Is deze handhaving van genoemde kernmachten door machtsdenken ingegeven? Dan is de vraag tegen wie of wat de nucleaire afschrikkingsmachten van Frankrijk en Engeland zijn gericht. Bijvoorbeeld tegen onvoorspelbare dreigingen vanuit Rusland of China. Als dat zo is, zullen deze landen in zo’n crisis na de Verenigde Staten de tweede plaats innemen. Dat is ook het geval bij regionale dreigingen vanuit Noord-Korea of Iran. Als het gaat om inlichtingen en technologie is met name Engeland afhankelijk van Amerika.
Verder zal het antwoord op nucleaire dreigingen door terroristische islamitische organisaties bestaan uit operaties van ’speciale strijdkrachten’ en het gebruik van diplomatieke middelen. De inzet van strategische nucleaire raketten (Tridents D5 of M51.1) is hierop niet het gepaste antwoord.
Actie-reactiemodel
De modernisering van de nucleaire bewapening van Engeland en Frankrijk heeft nog andere effecten. De landen die het non-proliferatieverdrag niet hebben ondertekend, worden in hun eigen mening gesterkt. De vervanging geeft voeding aan Iran en Noord-Korea om hun nucleaire ambities te legitimeren. Voor India en Pakistan geeft dit aanleiding om hun kernwapenprogramma voort te zetten.

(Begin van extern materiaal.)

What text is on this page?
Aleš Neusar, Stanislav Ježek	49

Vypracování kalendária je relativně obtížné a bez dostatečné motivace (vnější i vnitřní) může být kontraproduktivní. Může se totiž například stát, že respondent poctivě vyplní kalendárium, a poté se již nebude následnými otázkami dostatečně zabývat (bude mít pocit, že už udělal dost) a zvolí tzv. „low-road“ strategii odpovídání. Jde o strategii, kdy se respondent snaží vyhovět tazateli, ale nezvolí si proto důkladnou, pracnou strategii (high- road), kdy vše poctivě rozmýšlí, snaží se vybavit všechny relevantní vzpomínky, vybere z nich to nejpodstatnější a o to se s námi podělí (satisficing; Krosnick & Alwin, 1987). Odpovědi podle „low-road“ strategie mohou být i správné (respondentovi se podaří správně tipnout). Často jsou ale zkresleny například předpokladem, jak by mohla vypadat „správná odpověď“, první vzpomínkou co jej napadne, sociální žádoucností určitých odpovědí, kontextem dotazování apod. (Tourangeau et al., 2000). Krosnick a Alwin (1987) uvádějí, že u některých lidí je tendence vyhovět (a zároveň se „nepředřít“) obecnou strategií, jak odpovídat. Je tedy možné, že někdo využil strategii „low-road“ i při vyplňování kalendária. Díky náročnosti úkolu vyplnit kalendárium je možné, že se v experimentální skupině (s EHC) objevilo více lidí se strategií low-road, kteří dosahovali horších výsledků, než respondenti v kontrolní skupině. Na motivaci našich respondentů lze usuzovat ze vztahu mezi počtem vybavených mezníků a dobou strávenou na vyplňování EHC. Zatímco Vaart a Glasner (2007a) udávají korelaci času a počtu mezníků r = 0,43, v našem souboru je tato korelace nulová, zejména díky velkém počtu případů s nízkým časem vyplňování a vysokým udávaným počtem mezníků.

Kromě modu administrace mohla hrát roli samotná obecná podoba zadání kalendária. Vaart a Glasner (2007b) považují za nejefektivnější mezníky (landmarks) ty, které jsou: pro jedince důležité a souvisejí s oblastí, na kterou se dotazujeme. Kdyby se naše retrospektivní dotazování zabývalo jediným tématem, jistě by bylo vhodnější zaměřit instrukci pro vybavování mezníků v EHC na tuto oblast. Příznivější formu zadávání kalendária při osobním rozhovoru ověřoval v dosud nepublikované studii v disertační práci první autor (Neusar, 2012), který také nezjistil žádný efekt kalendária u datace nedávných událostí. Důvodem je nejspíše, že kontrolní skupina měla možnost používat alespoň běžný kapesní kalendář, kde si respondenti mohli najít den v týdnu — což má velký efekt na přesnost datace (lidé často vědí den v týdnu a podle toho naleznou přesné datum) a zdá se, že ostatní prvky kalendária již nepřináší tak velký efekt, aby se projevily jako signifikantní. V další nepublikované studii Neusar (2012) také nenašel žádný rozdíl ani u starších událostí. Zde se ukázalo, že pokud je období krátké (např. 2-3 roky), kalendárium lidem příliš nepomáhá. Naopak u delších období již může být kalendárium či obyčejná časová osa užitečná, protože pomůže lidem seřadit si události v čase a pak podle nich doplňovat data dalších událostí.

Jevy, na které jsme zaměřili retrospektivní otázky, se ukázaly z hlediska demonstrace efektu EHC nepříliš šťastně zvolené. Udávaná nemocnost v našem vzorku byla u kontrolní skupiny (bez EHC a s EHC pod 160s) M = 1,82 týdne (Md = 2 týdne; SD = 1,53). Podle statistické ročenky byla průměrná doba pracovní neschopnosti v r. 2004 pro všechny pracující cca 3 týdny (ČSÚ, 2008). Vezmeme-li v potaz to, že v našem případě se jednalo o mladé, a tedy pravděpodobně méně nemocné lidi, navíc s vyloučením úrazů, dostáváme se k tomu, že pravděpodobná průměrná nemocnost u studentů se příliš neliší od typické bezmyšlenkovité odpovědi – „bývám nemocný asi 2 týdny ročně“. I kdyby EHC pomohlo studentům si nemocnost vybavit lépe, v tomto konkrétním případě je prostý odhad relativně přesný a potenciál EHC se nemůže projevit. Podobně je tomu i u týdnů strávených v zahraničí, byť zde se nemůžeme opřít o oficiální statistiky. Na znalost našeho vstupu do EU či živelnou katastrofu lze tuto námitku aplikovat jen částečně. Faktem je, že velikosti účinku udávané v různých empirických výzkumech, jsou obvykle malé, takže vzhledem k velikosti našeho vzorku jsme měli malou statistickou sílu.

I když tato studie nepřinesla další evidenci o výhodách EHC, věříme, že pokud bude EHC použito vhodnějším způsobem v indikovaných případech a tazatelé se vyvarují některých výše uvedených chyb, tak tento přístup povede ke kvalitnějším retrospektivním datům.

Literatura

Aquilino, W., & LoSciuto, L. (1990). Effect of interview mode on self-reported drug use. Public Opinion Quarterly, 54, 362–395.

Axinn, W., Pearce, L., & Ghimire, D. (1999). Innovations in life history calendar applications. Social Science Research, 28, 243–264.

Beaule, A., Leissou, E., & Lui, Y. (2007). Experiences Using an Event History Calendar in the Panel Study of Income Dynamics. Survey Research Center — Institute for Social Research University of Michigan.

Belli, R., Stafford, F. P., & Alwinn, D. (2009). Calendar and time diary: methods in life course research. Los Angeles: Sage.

Maar er is nog een tweede effect. In dit actie-reactiemodel duiken nieuwe landen op die -hardop denkend- hun nucleaire ambities etaleren. Bekend voorbeeld is Iran. Minder bekend is Japan: eind vorig jaar publiceerde de Japanse krant Sankei Shimbun een geheim regeringsdocument met daarin de intentie van de regering om kleine nucleaire kernkoppen te ontwikkelen. Volgens experts heeft Japan voldoende plutonium/uranium om in korte tijd (circa zes weken) geavanceerde kernkoppen te fabriceren. De regering ontkende het bestaan ervan. Na de Noord-Koreaanse kernproef zei de minister van Buitenlandse Zaken, Taro Aso, onlangs in het parlement dat zijn regering wel over dit onderwerp wil discussiëren. Naar zijn opvatting is het bezit van een „noodzakelijk minimum” aan wapens voor zelfverdediging (inclusief kernwapens) onder de huidige pacifistische grondwet niet verboden.
De auteur is politicoloog en was werkzaam bij de vaste kamercommissies voor buitenlandse zaken en voor defensie.